3 Travailler, travailler, travailler
Au-delà de la bonne idée, pour devenir inventeur, tous sont unanimes : il faut une sacrée dose de persévérance et de confiance en soi, car lancer un projet demande un investissement conséquent en termes de temps, mais aussi d’argent. Rita Basile dit avoir déjà dépensé environ 40 000 euros pour son plateau repas. "Moi, j’étais au chômage quand j’ai commencé, alors les portes se sont refermées sur moi, affirme-t-elle. Il y a bien des fois où j’ai voulu tout arrêter, mais aujourd’hui, je travaille à temps plein sur mon projet : je fais de la prospection téléphonique le matin et l’après-midi je bouge partout, je démarche, je cours les salons…"
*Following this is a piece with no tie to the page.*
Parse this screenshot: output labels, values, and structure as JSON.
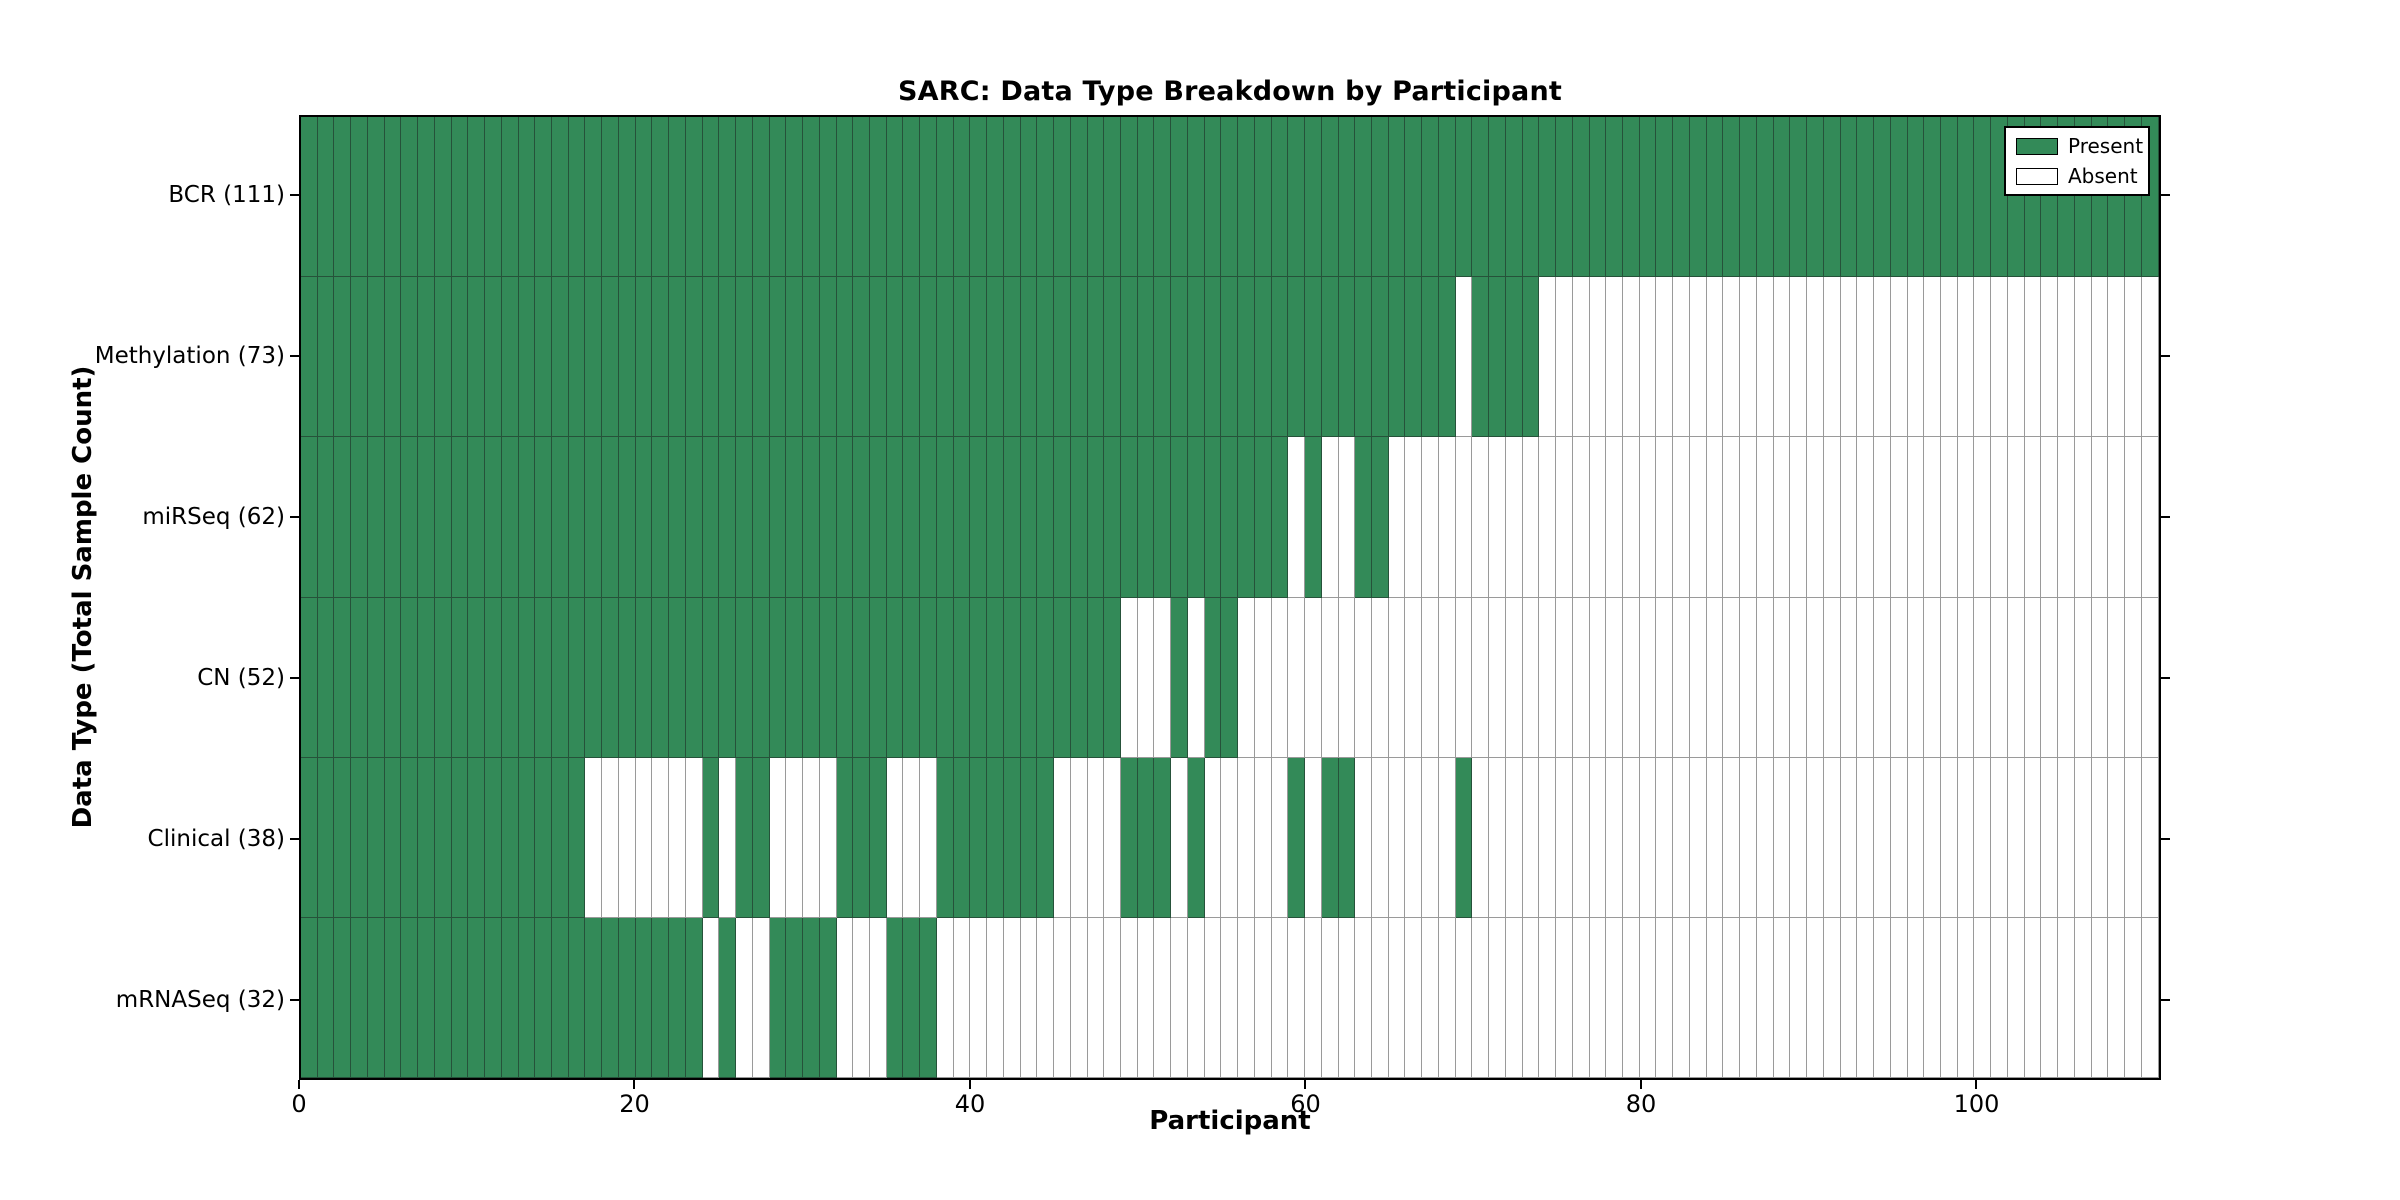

Concrétiser son projet peut demander plusieurs années. Jules Hotrique, "musicien et mathématicien", a conçu le Dualo. Avec son look d’accordéon des temps modernes, cet instrument de musique numérique a été pensé pour faciliter l’apprentissage, grâce à une nouvelle disposition des notes. "C'est l’instrument du XXIe siècle" se vante son concepteur, mais son Dualo n’a pas encore percé. Le chemin est long : l'idée est née en 2007, le premier prototype a été fabriqué en 2008, le brevet déposé en 2009. Pourtant, le produit ne sera commercialisé que dans quelques mois, d'ici à la fin 2014, le temps de régler encore "des bugs", confesse Jules. "J’ai mis plein de prototypes à la poubelle, j’y ai passé mes jours et surtout mes nuits, explique-t-il. Mais malgré tout ça, il n’y a pas un seul moment où je me suis dit que j’étais fatigué, au contraire, je kiffe."
4 Rester modeste
Aucun des inventeurs rencontrés sur le salon ne dit vouloir être riche, tous vantent leur "passion", affichent leur "satisfaction personnelle" face aux retours enthousiastes de leurs proches et des visiteurs. Les plus aguerris rappellent que pour devenir "inventeur", il faut aussi savoir ne pas trop s’enthousiasmer, au risque, sinon, d’y laisser ses économies. C’est cette philosophie qu’a adoptée Yann Lohézic.
A 44 ans, ce père d’un garçon de 7 ans, a conçu le Kiddult, un parapluie à double manche : un pour le parent, un pour l’enfant. Entre deux emplois, l’homme se donne six mois pour voir si l’idée peut percer. En attendant, il a déjà investi 1 500 euros et dit gérer son affaire en "bon père de famille". "J’y vais pas à pas, je n’ai pas la naïveté de me dire que j’ai eu l’idée du siècle qui va me rendre millionnaire, assure-t-il avec le sourire. Mon fils adore ça et me pousse, ma femme me dit : 'piano piano'." A côté de lui, son père, qui se présente comme son "stagiaire", veille au grain. Pas question d'abandonner Yann à l'heure où, rigole-t-il, il vit sa "crise de la quarantaine" en devenant inventeur.